Oftentimes, they have those little parts that they don’t want you to see [in an email], like ‘unsubscribe,’ in very faint gray print or light blueprint. For a visually-impaired person, it’s very difficult to find that, and it’s just an added burden to the process. I think that there should be an option to make everything bold if you need to.
[Web accessibility] certainly has gotten better. It’s not perfect by any means, and it certainly has a long way to go. There’s not a fluidity yet to being a visually-impaired person and being able to go online and find things easily. I do think that there’s a long way to go.
That’s the visual part, the hearing part is the captioning. That’s something that there should be more of. If you’re going to post [a video], there should be the ability to have it captioned because even for people who aren’t deaf or [hard-of-hearing], it can be difficult to hear videos.
What do you wish that fully-sighted and fully-hearing people could know about your experience?
REBECCA ALEXANDER: Oftentimes when people publish stories about me and Usher syndrome, the first thing that they say is, ‘Rebecca Alexander is being robbed of her vision and hearing.’ [They’ll say] ‘People who suffer from Usher syndrome.’ Certainly, there is a lot of suffering involved. Life is suffering. We are all suffering in some form. To be honest, going both deaf and blind, I feel like I have a much more fulfilling and meaningful life than many people who are fully sighted and [have] full hearing.

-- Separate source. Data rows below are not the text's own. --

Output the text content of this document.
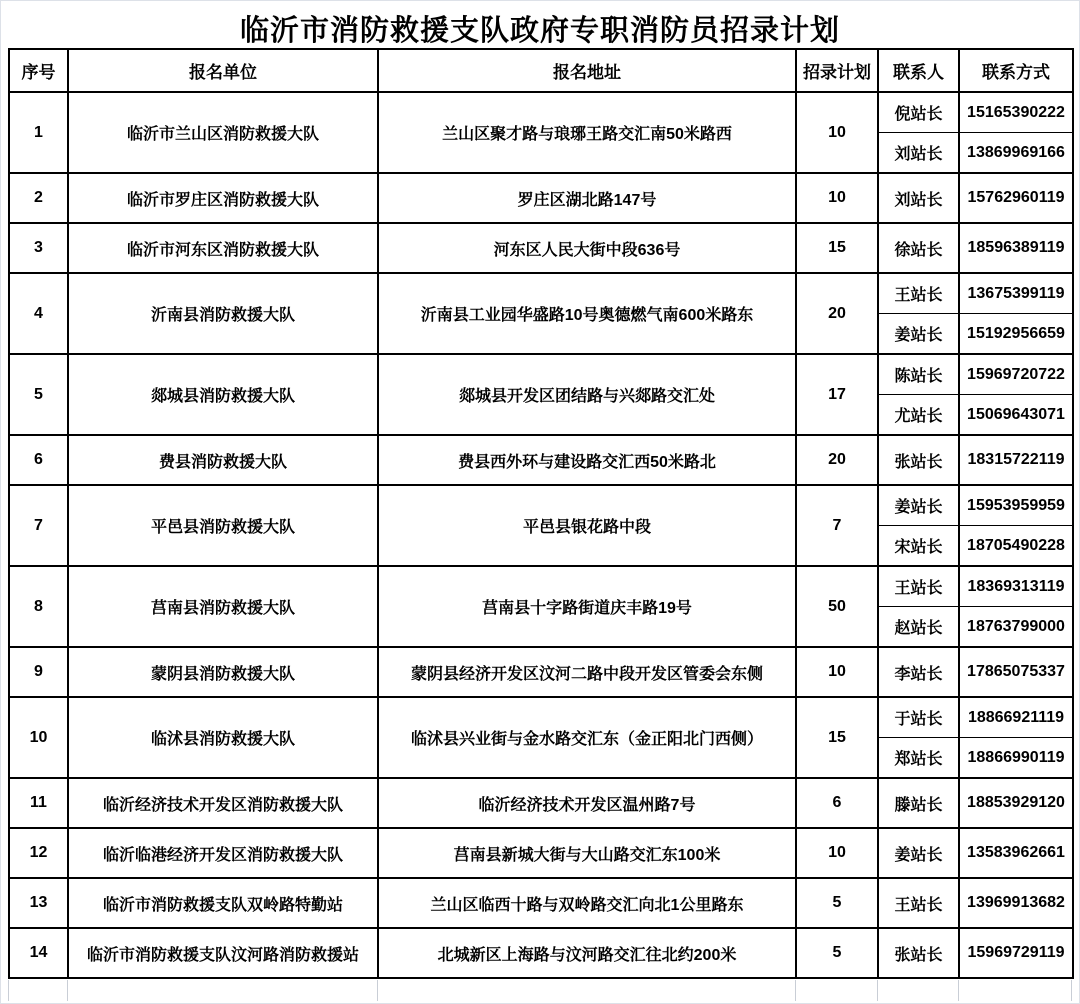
临沂市消防救援支队政府专职消防员招录计划
序号	报名单位	报名地址	招录计划	联系人	联系方式
1	临沂市兰山区消防救援大队	兰山区聚才路与琅琊王路交汇南50米路西	10	倪站长	15165390222
				刘站长	13869969166
2	临沂市罗庄区消防救援大队	罗庄区湖北路147号	10	刘站长	15762960119
3	临沂市河东区消防救援大队	河东区人民大街中段636号	15	徐站长	18596389119
4	沂南县消防救援大队	沂南县工业园华盛路10号奥德燃气南600米路东	20	王站长	13675399119
				姜站长	15192956659
5	郯城县消防救援大队	郯城县开发区团结路与兴郯路交汇处	17	陈站长	15969720722
				尤站长	15069643071
6	费县消防救援大队	费县西外环与建设路交汇西50米路北	20	张站长	18315722119
7	平邑县消防救援大队	平邑县银花路中段	7	姜站长	15953959959
				宋站长	18705490228
8	莒南县消防救援大队	莒南县十字路街道庆丰路19号	50	王站长	18369313119
				赵站长	18763799000
9	蒙阴县消防救援大队	蒙阴县经济开发区汶河二路中段开发区管委会东侧	10	李站长	17865075337
10	临沭县消防救援大队	临沭县兴业街与金水路交汇东（金正阳北门西侧）	15	于站长	18866921119
				郑站长	18866990119
11	临沂经济技术开发区消防救援大队	临沂经济技术开发区温州路7号	6	滕站长	18853929120
12	临沂临港经济开发区消防救援大队	莒南县新城大街与大山路交汇东100米	10	姜站长	13583962661
13	临沂市消防救援支队双岭路特勤站	兰山区临西十路与双岭路交汇向北1公里路东	5	王站长	13969913682
14	临沂市消防救援支队汶河路消防救援站	北城新区上海路与汶河路交汇往北约200米	5	张站长	15969729119
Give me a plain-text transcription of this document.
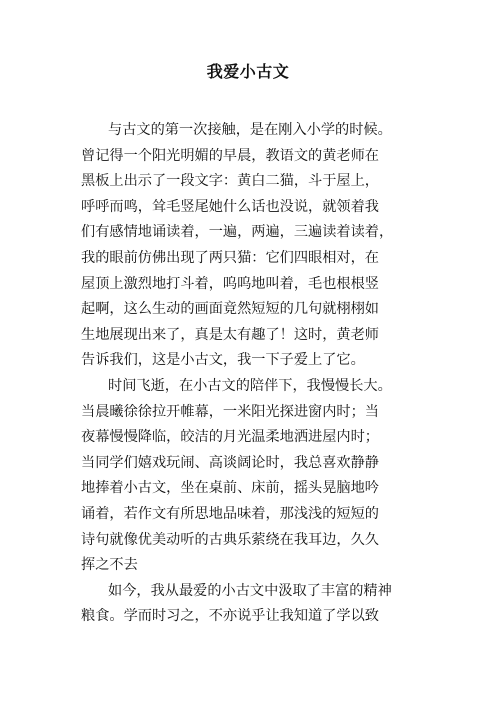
我爱小古文
与古文的第一次接触，是在刚入小学的时候。
曾记得一个阳光明媚的早晨，教语文的黄老师在
黑板上出示了一段文字：黄白二猫，斗于屋上，
呼呼而鸣，耸毛竖尾她什么话也没说，就领着我
们有感情地诵读着，一遍，两遍，三遍读着读着，
我的眼前仿佛出现了两只猫：它们四眼相对，在
屋顶上激烈地打斗着，呜呜地叫着，毛也根根竖
起啊，这么生动的画面竟然短短的几句就栩栩如
生地展现出来了，真是太有趣了！这时，黄老师
告诉我们，这是小古文，我一下子爱上了它。
时间飞逝，在小古文的陪伴下，我慢慢长大。
当晨曦徐徐拉开帷幕，一米阳光探进窗内时；当
夜幕慢慢降临，皎洁的月光温柔地洒进屋内时；
当同学们嬉戏玩闹、高谈阔论时，我总喜欢静静
地捧着小古文，坐在桌前、床前，摇头晃脑地吟
诵着，若作文有所思地品味着，那浅浅的短短的
诗句就像优美动听的古典乐萦绕在我耳边，久久
挥之不去
如今，我从最爱的小古文中汲取了丰富的精神
粮食。学而时习之，不亦说乎让我知道了学以致
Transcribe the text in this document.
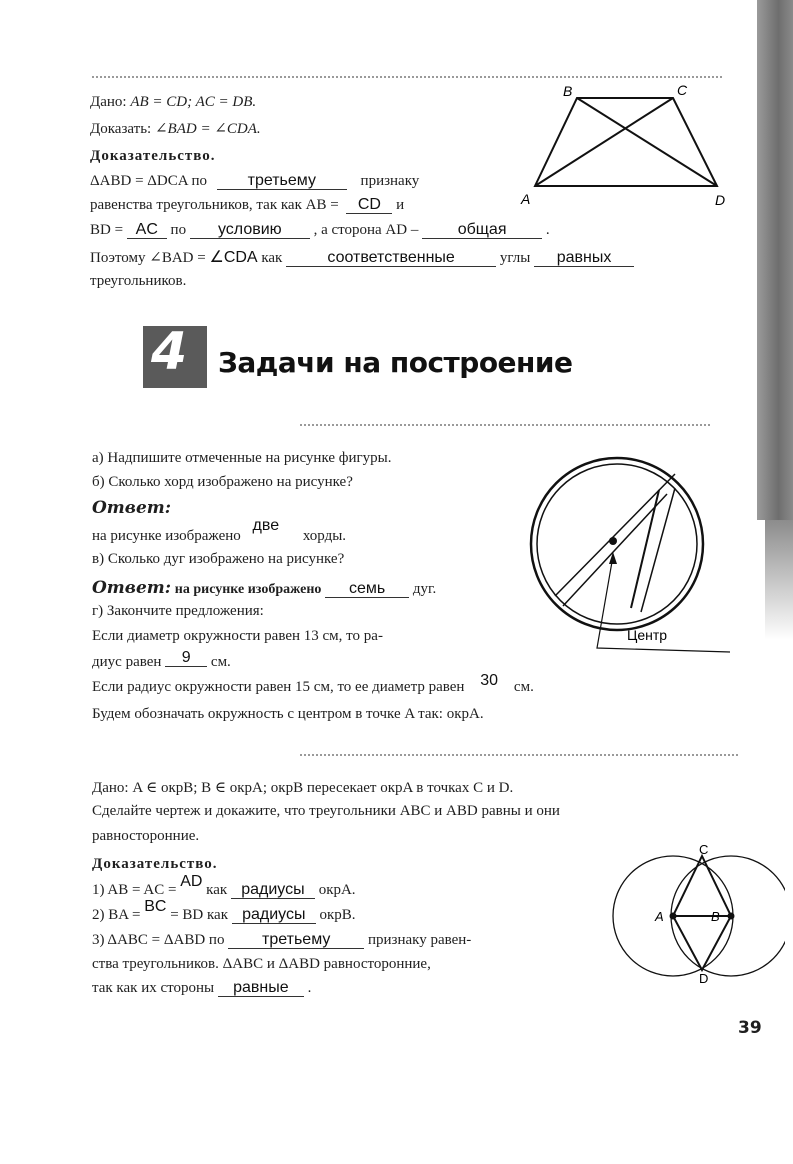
Дано: AB = CD; AC = DB.
Доказать: ∠BAD = ∠CDA.
Доказательство.
ΔABD = ΔDCA по	третьему	признаку
равенства треугольников, так как AB = CD и
BD = AC по условию , а сторона AD – общая	.
Поэтому ∠BAD = ∠CDA как	соответственные	углы равных
треугольников.
B	C
A	D
4 Задачи на построение
а) Надпишите отмеченные на рисунке фигуры.
б) Сколько хорд изображено на рисунке?
Ответ:
на рисунке изображено две хорды.
в) Сколько дуг изображено на рисунке?
Ответ: на рисунке изображено семь дуг.
г) Закончите предложения:
Если диаметр окружности равен 13 см, то ра-
диус равен 9 см.
Если радиус окружности равен 15 см, то ее диаметр равен 30 см.
Будем обозначать окружность с центром в точке A так: окрA.
Центр
Дано: A ∈ окрB; B ∈ окрA; окрB пересекает окрA в точках C и D.
Сделайте чертеж и докажите, что треугольники ABC и ABD равны и они
равносторонние.
Доказательство.
1) AB = AC = AD как радиусы окрA.
2) BA = BC = BD как радиусы окрB.
3) ΔABC = ΔABD по третьему	признаку равен-
ства треугольников. ΔABC и ΔABD равносторонние,
так как их стороны равные .
C
A	B
D
39
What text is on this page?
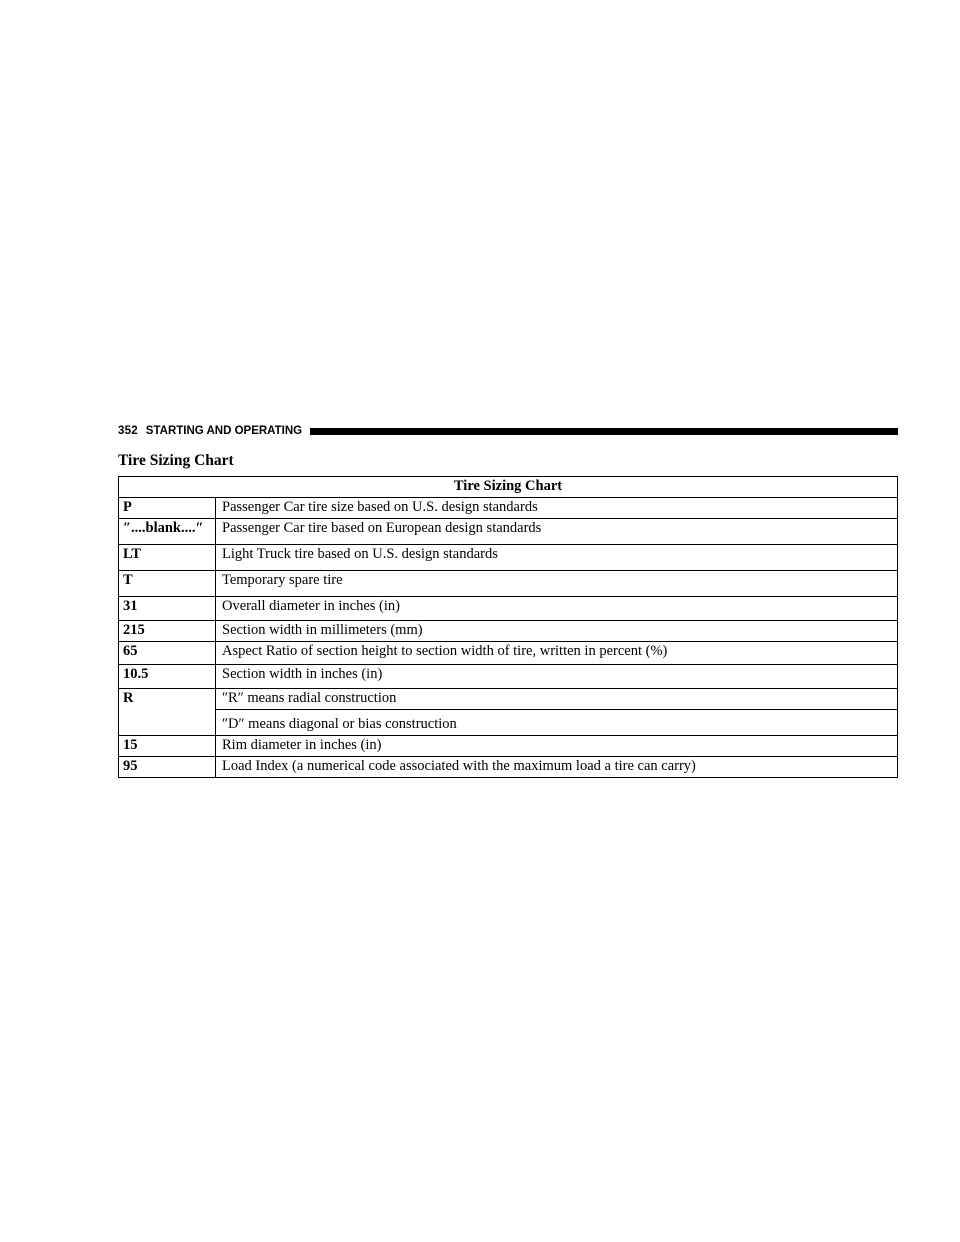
352 STARTING AND OPERATING
Tire Sizing Chart
Tire Sizing Chart	
P	Passenger Car tire size based on U.S. design standards
″....blank....″	Passenger Car tire based on European design standards
LT	Light Truck tire based on U.S. design standards
T	Temporary spare tire
31	Overall diameter in inches (in)
215	Section width in millimeters (mm)
65	Aspect Ratio of section height to section width of tire, written in percent (%)
10.5	Section width in inches (in)
R	″R″ means radial construction
″D″ means diagonal or bias construction

15	Rim diameter in inches (in)
95	Load Index (a numerical code associated with the maximum load a tire can carry)
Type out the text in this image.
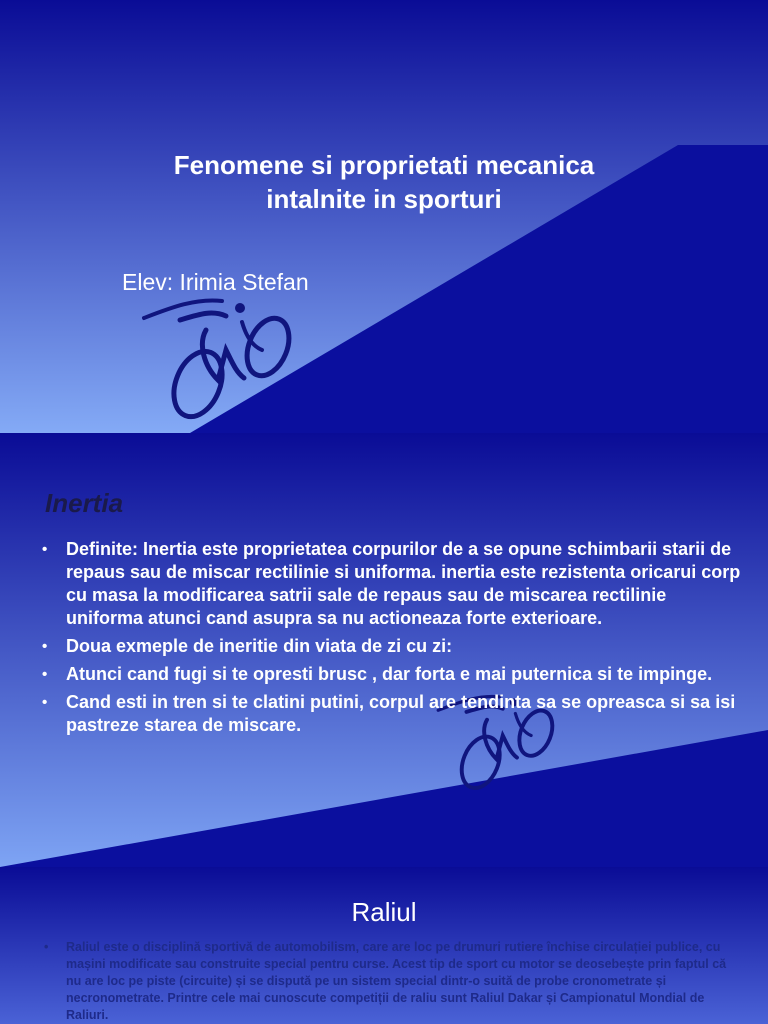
Fenomene si proprietati mecanica
intalnite in sporturi
Elev: Irimia Stefan
Inertia
• Definite: Inertia este proprietatea corpurilor de a se opune schimbarii starii de repaus sau de miscar rectilinie si uniforma. inertia este rezistenta oricarui corp cu masa la modificarea satrii sale de repaus sau de miscarea rectilinie uniforma atunci cand asupra sa nu actioneaza forte exterioare.
• Doua exmeple de ineritie din viata de zi cu zi:
• Atunci cand fugi si te opresti brusc , dar forta e mai puternica si te impinge.
• Cand esti in tren si te clatini putini, corpul are tendinta sa se opreasca si sa isi pastreze starea de miscare.
Raliul
• Raliul este o disciplină sportivă de automobilism, care are loc pe drumuri rutiere închise circulației publice, cu mașini modificate sau construite special pentru curse. Acest tip de sport cu motor se deosebește prin faptul că nu are loc pe piste (circuite) și se dispută pe un sistem special dintr-o suită de probe cronometrate și necronometrate. Printre cele mai cunoscute competiții de raliu sunt Raliul Dakar și Campionatul Mondial de Raliuri.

The last thing I want from people is pity. The last thing I want from people is to see me as suffering. What I want people to have is a sense of what they have, of how fortunate they are. Instead of focusing on all the things that aren’t going right in their lives, focusing on all the things that are going right, focusing on all the things that they can do and not the things that they can’t do. There are so many of us who work twice as hard to be able to accomplish what somebody who is fully sighted and fully hearing can do.
What does helping others mean to you?
REBECCA ALEXANDER: I think that part of what’s so important about being in a helping profession and helping others just in our everyday lives is that it reminds us that we matter. There’s nothing more important in this life than to know that we matter. And one of the best ways that we can recognize and realize that is by offering to help other people. Because when we offer to help somebody else or when somebody asks us for help and we give it to them, it reminds us that who we are and what we do in this world matters. And I think that’s incredibly important.
Any final thoughts for our readers?
REBECCA ALEXANDER: People…see me as this cheerleader, this role model, if you want to call it that, for people with disabilities. What they don’t see is that my experience is very similar to others…I allowed myself to cry. I allowed myself to mourn […] what I have lost. In doing that, I’m able to move forward and be fully present for what I’m dealing with in front of me.
“Having a condition like this requires you to accept your vulnerability; it’s a very, very difficult thing to do.’”
I think that so many people try to avoid what’s happening to them […] all in an effort to avoid what they’re most afraid of and that is their own vulnerability. Having a condition like this requires you to accept your vulnerability; it’s a very, very difficult thing to do.
I think that sometimes people look at someone like me and think that I’m invincible, and I’m not. The only difference is that I really allow people to know that this is who I am, that I’m going both deaf and blind. Most importantly, I’m not ashamed of it.